Senin, 26 Januari 2015

Ayo, Polri, Maju Terus!

Ayo, Polri, Maju Terus!

Reza Indragiri Amriel  ;   Alumnus Psikologi Forensik The University of Melbourne
KORAN TEMPO, 26 Januari 2015

Bandingkan dengan artikel RIA di KORAN SINDO 24 Januari 2015

                                                                                                                                     
                                                

Rivalitas kepolisian versus Komisi Pemberantasan Korupsi (KPK) memanas kembali, seiring dengan penangkapan terhadap Bambang Widjojanto. Situasi itu alamiah, bahkan keniscayaan, cerminan asumsi Presiden Sukarno bahwa tidak ada satu pun organisasi yang sudi kekuasaannya diambil organisasi lain. Fungsi KPK, yang seakan mensubordinasi Polri dalam pemberantasan korupsi, bisa dibayangkan menciptakan goresan pada martabat Polri. Apalagi ketika kemudian khalayak jatuh hati kepada KPK, Polri secara karikatural merasa “sakitnya tuh di sini, di sini, di sini”.

Masyarakat sepatutnya tidak apriori terhadap langkah hukum yang Polri ambil terhadap Wakil Ketua KPK itu. Meskipun khalayak salut atas kinerja KPK, tapi kurang baik apabila dukungan bagi KPK ditegakkan secara “membabi-buta”. KPK harus terus dikawal secara kritis. Demikian pula sikap kontra terhadap Polri tidak boleh dibangun di atas kebencian gelap mata. Polri patut terus diberikan semangat untuk maju.

Sebagai lembaga penegakan hukum, Polri perlu diberi kesempatan untuk menuntaskan penin­­dakan yang telah dilancarkannya terhadap Bambang Widjojanto yang kadung ditetapkan sebagai tersangka. Bermodalkan tiga alat bukti sebagai pendahuluan, Polri semestinya mampu mematahkan sentimen apriori masyarakat lewat terselenggaranya persidangan atas Bambang.

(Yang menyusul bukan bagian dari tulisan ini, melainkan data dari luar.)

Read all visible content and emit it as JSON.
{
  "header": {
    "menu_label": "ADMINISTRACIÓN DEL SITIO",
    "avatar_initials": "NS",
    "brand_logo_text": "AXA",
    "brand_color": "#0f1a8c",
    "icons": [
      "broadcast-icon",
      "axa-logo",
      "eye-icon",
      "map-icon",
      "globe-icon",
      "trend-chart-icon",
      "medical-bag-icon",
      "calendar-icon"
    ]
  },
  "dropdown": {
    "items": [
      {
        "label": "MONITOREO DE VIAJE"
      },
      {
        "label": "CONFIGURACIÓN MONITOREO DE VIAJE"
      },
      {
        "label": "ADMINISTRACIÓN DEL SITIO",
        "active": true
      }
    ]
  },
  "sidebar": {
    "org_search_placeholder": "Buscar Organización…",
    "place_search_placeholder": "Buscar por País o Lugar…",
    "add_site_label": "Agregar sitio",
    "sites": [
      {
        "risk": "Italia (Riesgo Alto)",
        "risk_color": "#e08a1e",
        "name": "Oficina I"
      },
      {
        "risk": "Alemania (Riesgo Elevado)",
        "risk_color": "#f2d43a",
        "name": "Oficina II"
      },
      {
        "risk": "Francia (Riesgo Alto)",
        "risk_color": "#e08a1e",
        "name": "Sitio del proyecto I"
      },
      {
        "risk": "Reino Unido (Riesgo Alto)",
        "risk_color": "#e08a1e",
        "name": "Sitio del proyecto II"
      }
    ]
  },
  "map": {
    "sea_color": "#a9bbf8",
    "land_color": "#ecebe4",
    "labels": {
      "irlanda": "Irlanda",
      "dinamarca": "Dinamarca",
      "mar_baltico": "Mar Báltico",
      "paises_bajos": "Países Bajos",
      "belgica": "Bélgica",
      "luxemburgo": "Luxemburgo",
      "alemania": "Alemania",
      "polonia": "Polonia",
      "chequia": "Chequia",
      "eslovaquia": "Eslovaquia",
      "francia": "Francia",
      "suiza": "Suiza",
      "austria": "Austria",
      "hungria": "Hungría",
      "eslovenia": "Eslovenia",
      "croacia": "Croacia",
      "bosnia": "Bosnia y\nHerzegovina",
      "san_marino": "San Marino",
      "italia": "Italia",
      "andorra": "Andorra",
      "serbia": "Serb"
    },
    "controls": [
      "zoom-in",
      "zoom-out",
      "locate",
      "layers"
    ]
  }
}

Tapi sebaliknya, apabila Polri gagal membuktikan tuduhannya terhadap Bambang, bahkan justru mempermalukan diri sendiri seiring terkuaknya berbagai rekayasa hukum, maka sudah saatnya institusi tersebut dijatuhi sanksi berat.

Ganjaran paling keras adalah pembubaran institusi Polri, sebagaimana yang dipraktekkan pemerintah Veracruz (Meksiko) empat tahun lalu. Di sana, dalam rangka mencabut korupsi hingga ke akar-akarnya, seluruh jajaran kepolisian diberhentikan. Militer mengambil alih peran polisi.

Mantan polisi dapat menduduki pekerjaan kembali, setelah melewati tahapan seleksi yang jauh lebih ketat. Selama itu belum berhasil direalisasi, tentara terus bertugas sebagai “polisi”.

Selama 1990-an, ada tiga puluhan institusi kepolisian lokal yang juga dibubarkan. Penyebab utamanya adalah penyalahgunaan kewenangan yang kronis oleh kepolisian (institutional reason), di samping keterbatasan anggaran (contingency reason). Langkah tegas serupa diambil Gubernur Hong Kong, Sir Henry Pottinger, sekian ratus tahun silam.

Langkah revolusioner sedemikian rupa memang dapat berisiko pada meningginya frekuensi, variasi, dan intensitas kejahatan. Namun, jika militer memiliki kesiapan untuk mengantisipasi rangkaian pro­­blem susulan tersebut, pem­­­vakuman lembaga kepolisian untuk sementara waktu tetap merupakan sebuah opsi yang patut dipertimbangkan guna memurnikan organisasi tersebut.

Pembubaran institusi kepolisian adalah keputusan dengan harga mahal. Amat sangat mahal. Tapi kesimpulan penelitian Jennifer Marek (2013) bisa memperkuat nyali. Bahwa penilaian masyarakat akan korupnya lembaga kepolisian bertali-temali dengan pandangan publik bahwa pemerintah mereka pun berasyik-masyuk dengan kerusakan yang sama. Pemerintahan Joko Widodo akan dapat mematahkan simpulan Marek di atas jika ia, bersama DPR, memiliki daya untuk menunjukkan sikap tegas dan konsistensinya.